Zoo keeper training
Parts of the job are incredible and will leave you with once in a lifetime experiences that will make your grandkids eyes go wide with amazement when you recount them. Other parts of the job are tough and require a strong stomach and an either stronger will to complete. Just because you’re working with animals every day doesn’t mean you won’t face problems people have in most other jobs, such as co worker and management issues, short staffing, low budgets and stress.
Despite its shortcomings, being a zookeeper can be one of the most rewarding and life changing experiences you can ever have and for the right person, the good far outweighs the bad. Picture sitting in a cubicle every morning listening to the hum of a water cooler and the clicking of keyboards in an otherwise silent office space, waiting for a coworker to say hi to you just so you can engage in a time wasting bout of useless small talk. Now picture putting your steel toe boots and uniform on, walking outside only to be greeted by the hooting of gibbons, the howling of wolves and the bellowing call of a donkey, all eagerly awaiting your arrival and their morning food.

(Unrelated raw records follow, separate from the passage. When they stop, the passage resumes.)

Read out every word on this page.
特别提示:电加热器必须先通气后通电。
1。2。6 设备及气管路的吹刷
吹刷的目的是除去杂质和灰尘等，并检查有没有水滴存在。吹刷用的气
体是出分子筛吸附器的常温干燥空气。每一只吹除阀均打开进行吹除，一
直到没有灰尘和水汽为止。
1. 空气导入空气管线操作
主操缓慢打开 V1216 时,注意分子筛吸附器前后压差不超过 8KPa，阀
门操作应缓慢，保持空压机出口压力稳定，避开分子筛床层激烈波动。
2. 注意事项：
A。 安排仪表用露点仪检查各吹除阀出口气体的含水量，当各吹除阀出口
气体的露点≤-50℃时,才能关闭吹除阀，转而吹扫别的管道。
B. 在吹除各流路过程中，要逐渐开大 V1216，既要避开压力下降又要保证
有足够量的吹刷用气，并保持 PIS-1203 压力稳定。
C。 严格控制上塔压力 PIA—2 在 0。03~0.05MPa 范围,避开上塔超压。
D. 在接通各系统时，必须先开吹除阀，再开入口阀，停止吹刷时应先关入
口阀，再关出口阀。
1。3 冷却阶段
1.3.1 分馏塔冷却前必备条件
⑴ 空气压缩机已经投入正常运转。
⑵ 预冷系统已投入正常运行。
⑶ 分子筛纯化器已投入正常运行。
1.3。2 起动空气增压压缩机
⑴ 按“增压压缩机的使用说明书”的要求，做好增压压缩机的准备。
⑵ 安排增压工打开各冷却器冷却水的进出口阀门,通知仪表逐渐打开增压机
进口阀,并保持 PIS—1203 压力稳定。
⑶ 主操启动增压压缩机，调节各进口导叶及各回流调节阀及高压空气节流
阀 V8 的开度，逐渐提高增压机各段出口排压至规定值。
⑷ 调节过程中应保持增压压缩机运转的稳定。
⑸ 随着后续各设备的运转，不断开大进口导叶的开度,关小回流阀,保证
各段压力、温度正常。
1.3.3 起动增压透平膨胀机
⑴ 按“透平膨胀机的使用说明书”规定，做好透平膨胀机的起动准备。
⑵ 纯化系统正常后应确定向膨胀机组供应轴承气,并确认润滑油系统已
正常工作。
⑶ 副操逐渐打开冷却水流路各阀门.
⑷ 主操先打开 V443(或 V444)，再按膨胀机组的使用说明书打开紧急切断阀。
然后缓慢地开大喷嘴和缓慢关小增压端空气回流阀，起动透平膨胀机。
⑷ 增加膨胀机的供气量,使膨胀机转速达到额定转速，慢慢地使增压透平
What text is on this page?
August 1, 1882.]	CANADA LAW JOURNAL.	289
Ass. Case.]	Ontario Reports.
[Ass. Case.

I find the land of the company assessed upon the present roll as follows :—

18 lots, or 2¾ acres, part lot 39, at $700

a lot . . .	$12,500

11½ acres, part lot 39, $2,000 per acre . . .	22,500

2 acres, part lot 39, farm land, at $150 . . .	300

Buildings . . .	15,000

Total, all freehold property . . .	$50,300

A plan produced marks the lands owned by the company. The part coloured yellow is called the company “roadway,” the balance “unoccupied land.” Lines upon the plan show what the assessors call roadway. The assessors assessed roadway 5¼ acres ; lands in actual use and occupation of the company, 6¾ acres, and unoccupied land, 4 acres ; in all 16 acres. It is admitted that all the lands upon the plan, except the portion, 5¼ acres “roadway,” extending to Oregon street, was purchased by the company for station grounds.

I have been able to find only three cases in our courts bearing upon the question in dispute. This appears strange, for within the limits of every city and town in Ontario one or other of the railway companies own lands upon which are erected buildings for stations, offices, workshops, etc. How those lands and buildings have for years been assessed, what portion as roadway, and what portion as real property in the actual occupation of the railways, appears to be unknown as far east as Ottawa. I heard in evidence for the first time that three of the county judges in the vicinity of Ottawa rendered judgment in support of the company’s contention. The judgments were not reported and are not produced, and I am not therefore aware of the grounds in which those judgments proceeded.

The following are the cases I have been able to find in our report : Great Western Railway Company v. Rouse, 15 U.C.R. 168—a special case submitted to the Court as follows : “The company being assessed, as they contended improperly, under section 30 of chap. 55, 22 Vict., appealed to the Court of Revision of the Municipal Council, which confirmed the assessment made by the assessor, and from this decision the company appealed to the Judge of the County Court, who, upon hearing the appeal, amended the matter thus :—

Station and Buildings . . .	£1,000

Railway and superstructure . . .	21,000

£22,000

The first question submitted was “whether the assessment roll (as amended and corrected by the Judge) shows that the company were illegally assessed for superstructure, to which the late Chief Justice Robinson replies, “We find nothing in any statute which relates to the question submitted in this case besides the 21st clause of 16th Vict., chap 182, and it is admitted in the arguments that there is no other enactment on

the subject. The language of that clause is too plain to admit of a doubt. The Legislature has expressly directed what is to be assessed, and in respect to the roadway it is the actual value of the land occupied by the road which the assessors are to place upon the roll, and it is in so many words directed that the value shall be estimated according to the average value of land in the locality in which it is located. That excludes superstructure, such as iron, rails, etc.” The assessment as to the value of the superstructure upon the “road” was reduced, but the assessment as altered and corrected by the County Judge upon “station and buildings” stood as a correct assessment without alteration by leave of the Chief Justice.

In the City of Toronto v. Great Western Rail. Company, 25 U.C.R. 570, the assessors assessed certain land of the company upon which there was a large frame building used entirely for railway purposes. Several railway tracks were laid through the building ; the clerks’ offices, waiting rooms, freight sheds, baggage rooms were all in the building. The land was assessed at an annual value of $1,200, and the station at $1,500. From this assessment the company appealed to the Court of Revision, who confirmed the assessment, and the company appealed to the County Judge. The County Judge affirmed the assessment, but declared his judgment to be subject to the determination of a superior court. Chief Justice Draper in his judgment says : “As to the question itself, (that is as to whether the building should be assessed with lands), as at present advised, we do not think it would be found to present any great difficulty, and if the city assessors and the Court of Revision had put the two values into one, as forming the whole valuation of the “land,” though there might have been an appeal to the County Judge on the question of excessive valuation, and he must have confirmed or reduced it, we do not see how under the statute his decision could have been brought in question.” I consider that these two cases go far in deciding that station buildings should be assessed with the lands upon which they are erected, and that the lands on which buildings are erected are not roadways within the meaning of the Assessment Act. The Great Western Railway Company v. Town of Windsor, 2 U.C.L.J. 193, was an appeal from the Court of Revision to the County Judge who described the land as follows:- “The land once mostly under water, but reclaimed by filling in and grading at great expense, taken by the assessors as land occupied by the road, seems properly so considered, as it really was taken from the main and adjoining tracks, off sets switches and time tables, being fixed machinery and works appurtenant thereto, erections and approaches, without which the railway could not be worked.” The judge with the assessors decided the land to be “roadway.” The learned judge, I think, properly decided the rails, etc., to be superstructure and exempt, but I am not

Now although I’m being slightly facetious and have never actually worked an office job a day in my life, the latter of those scenarios should sound much better then the former or you might as well stop reading this guide.
But you should also picture putting on heavy winter steel toes, trudging through the snow, being greeted with several feet of snow in-front of a gate you need to open in order to feed your animals. Feeling the cold slowly nip at your fingertips as you push a wheelbarrow full of food and water buckets across a field, due to the fact that your fancy automatic drinker has frozen for yet another winter. Still on board?